Cape Girardeans had the chance, in a literal way, to reach out and touch some of the game's finest players.

"You could see them up close, talk to them, even eat with them in local restaurants," Nickell said

Venues

The Browns utilized several venues while in town, according to previous reporting by the Southeast Missourian:

  • Houck Field House was used for a pitchers' bullpen and team locker room.
  • Fairground Park (renamed Capaha Park in 1948) was utilized for intrasquad games and contests with other teams, weather permitting.
  • The Arena building was the locale for indoor practice.

"They filled the Arena Building with dirt and sod and created a baseball infield on the inside, so that players could practice double plays, bunts and squeeze plays, conduct some batting practice and so forth," said Nickell, who further highlighted Arena's importance to the Browns.

"It's often cold and wet in late February and early March in Cape, so being able to practice indoors was vital," he added.

Nickell said the Browns' manager during 1943-1945, Luke Sewell, credited the use of indoor facilities in Cape Girardeau as a contributing factor to the Browns' success.

Asked following the World Series what the key ingredient to the Browns' 1944 season was, Sewell pointed to Cape Girardeau in his answer.

"(It was) the quick start our pitchers had thanks to fine conditioning in spring training," Sewell told reporters.

Players

"The Browns had the only all-4F infield in the majors in 1944," Nickell said, referring to the designation used when men were deemed unfit for military service.

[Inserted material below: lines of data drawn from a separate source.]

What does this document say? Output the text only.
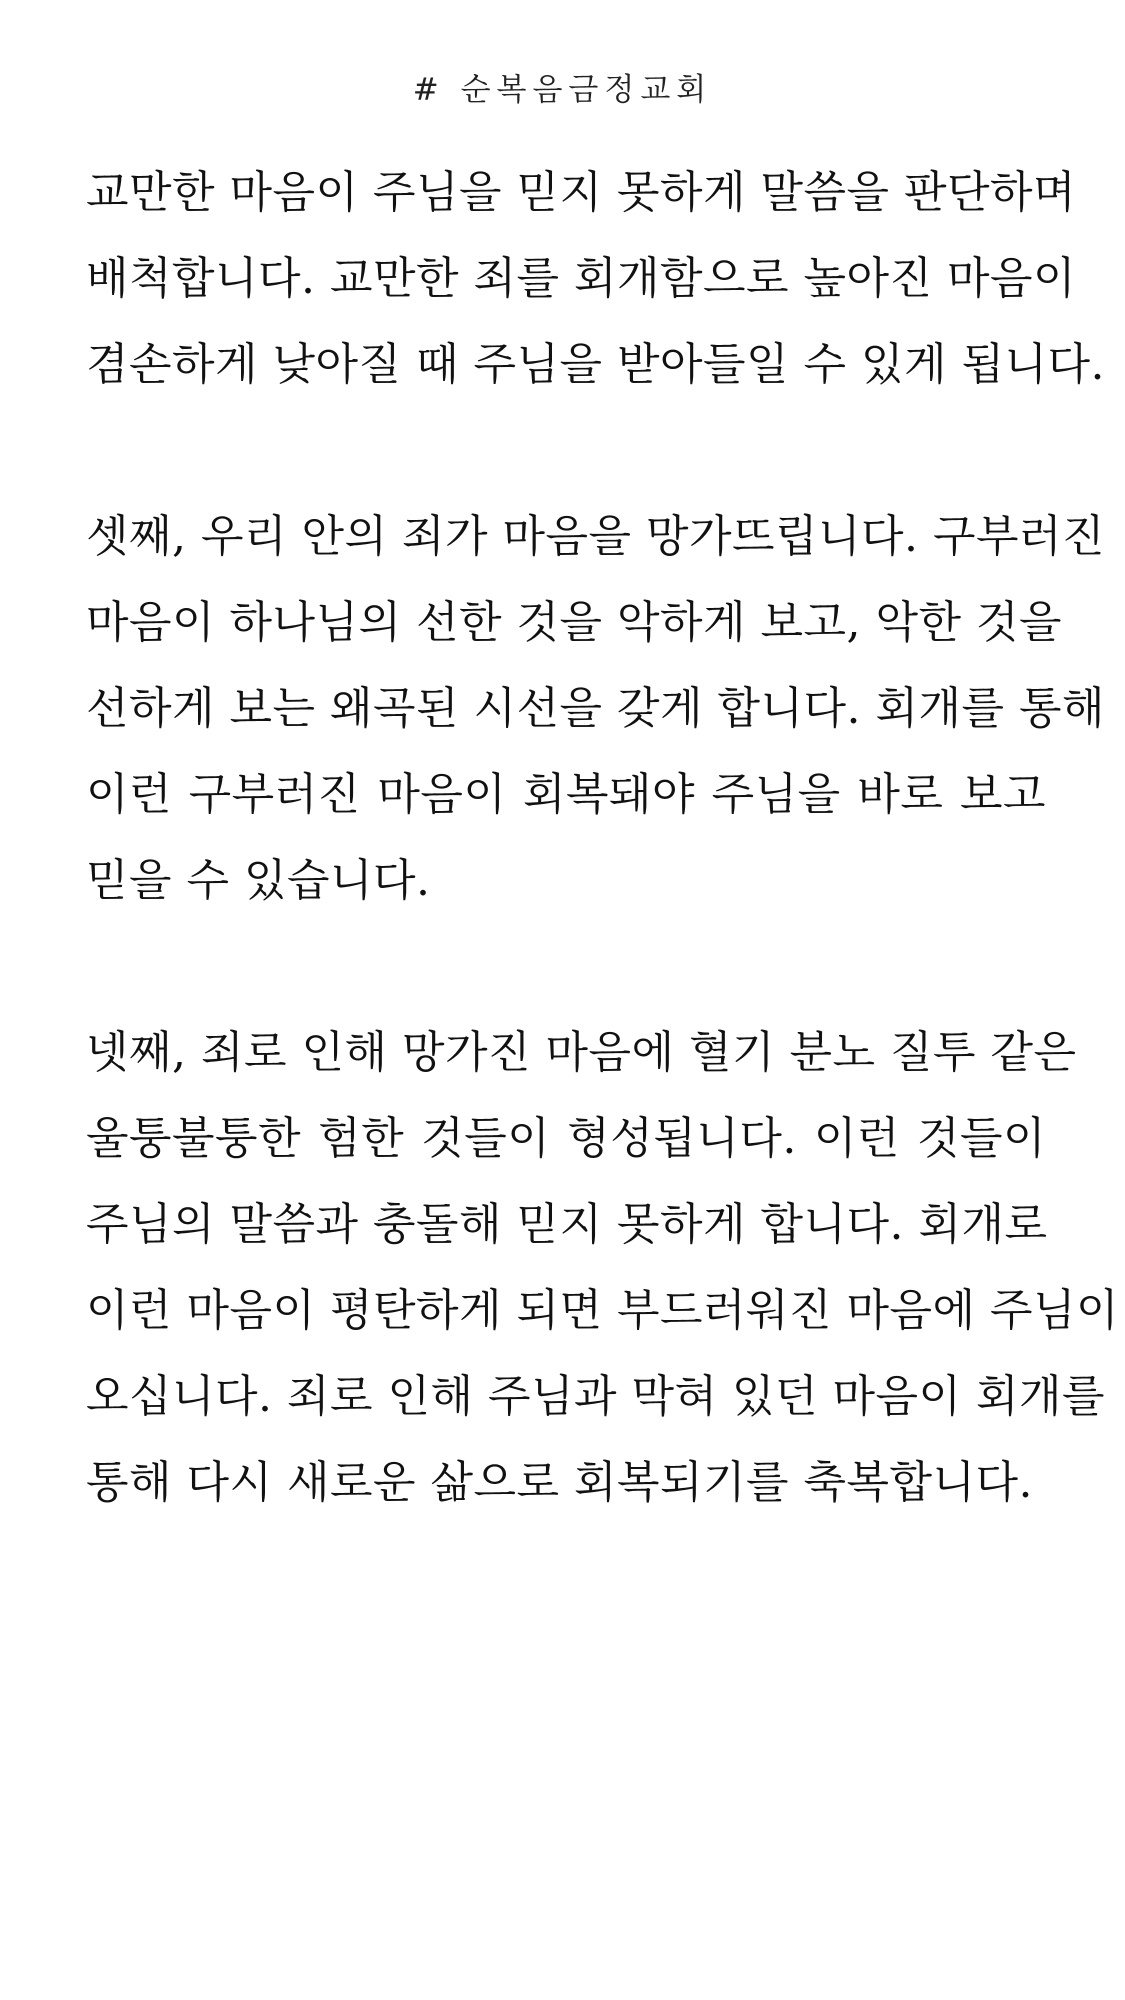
# 순복음금정교회

교만한 마음이 주님을 믿지 못하게 말씀을 판단하며
배척합니다. 교만한 죄를 회개함으로 높아진 마음이
겸손하게 낮아질 때 주님을 받아들일 수 있게 됩니다.

셋째, 우리 안의 죄가 마음을 망가뜨립니다. 구부러진
마음이 하나님의 선한 것을 악하게 보고, 악한 것을
선하게 보는 왜곡된 시선을 갖게 합니다. 회개를 통해
이런 구부러진 마음이 회복돼야 주님을 바로 보고
믿을 수 있습니다.

넷째, 죄로 인해 망가진 마음에 혈기 분노 질투 같은
울퉁불퉁한 험한 것들이 형성됩니다. 이런 것들이
주님의 말씀과 충돌해 믿지 못하게 합니다. 회개로
이런 마음이 평탄하게 되면 부드러워진 마음에 주님이
오십니다. 죄로 인해 주님과 막혀 있던 마음이 회개를
통해 다시 새로운 삶으로 회복되기를 축복합니다.
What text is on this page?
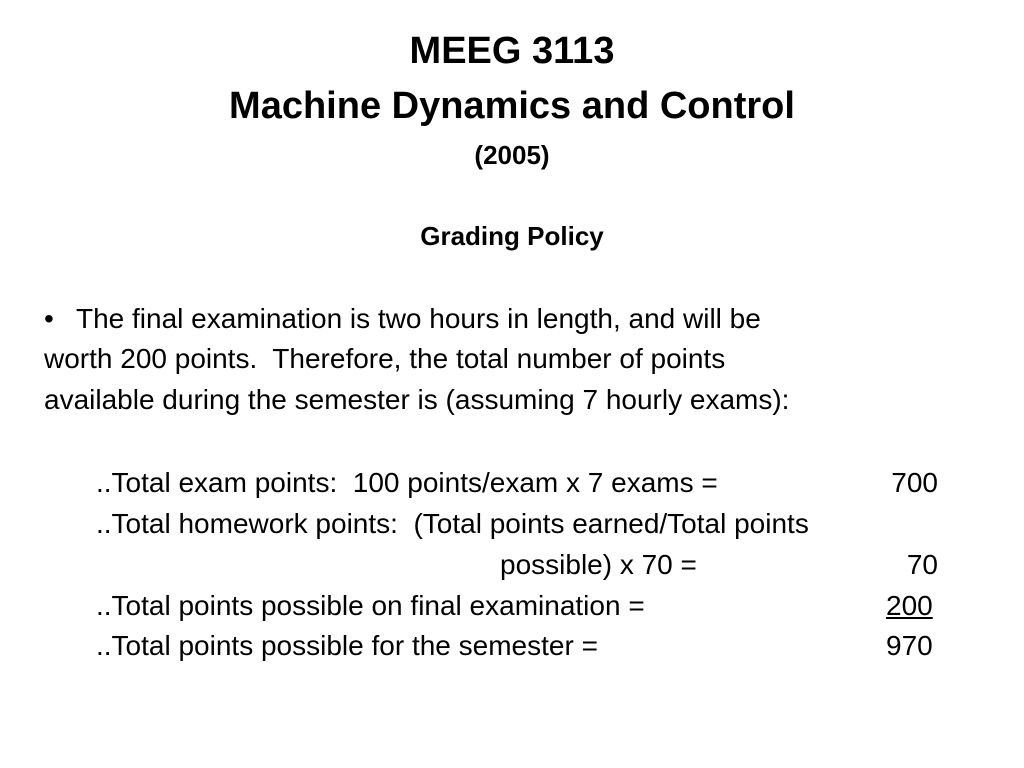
MEEG 3113
Machine Dynamics and Control
(2005)
Grading Policy
• The final examination is two hours in length, and will be
worth 200 points.  Therefore, the total number of points
available during the semester is (assuming 7 hourly exams):
..Total exam points:  100 points/exam x 7 exams =	700
..Total homework points:  (Total points earned/Total points
possible) x 70 =	70
..Total points possible on final examination =	200
..Total points possible for the semester =	970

Arguably the Browns' best player during the Cape Girardeau years was shortstop Vern Stephens, who led the American League in runs batted in during 1944. He followed that performance by leading the A.L. in home runs in 1945.

Stephens would be the only member of the '44 A.L. pennant-winning team to accompany the squad to Baltimore after the 1953 season.

Other notable Browns' players who trained in Cape Girardeau included infielder Don Gutteridge, catcher Red Hayworth and pitcher Jack Kramer.

In 1945, Cape Girardeau fans were the very first to see a one-armed outfielder named Pete Gray train.

Gray, who lost his right arm in a childhood accident, played his only Major League Baseball season with the Browns.

Finances

Major League Baseball is a billion-dollar business today but during the 1940s, expenditures were far lower.

When the Browns left Cape Girardeau at the end of their first spring training in 1943, the city's then-mayor Raymond E. Beckman was quoted as saying, "The city was reimbursed $481.35. Merchants were not given a shakedown nor were we obliged to beg to make up a deficit."

The Browns reported the team left Cape Girardeau that initial spring with a profit, albeit a slim one, of $44.76.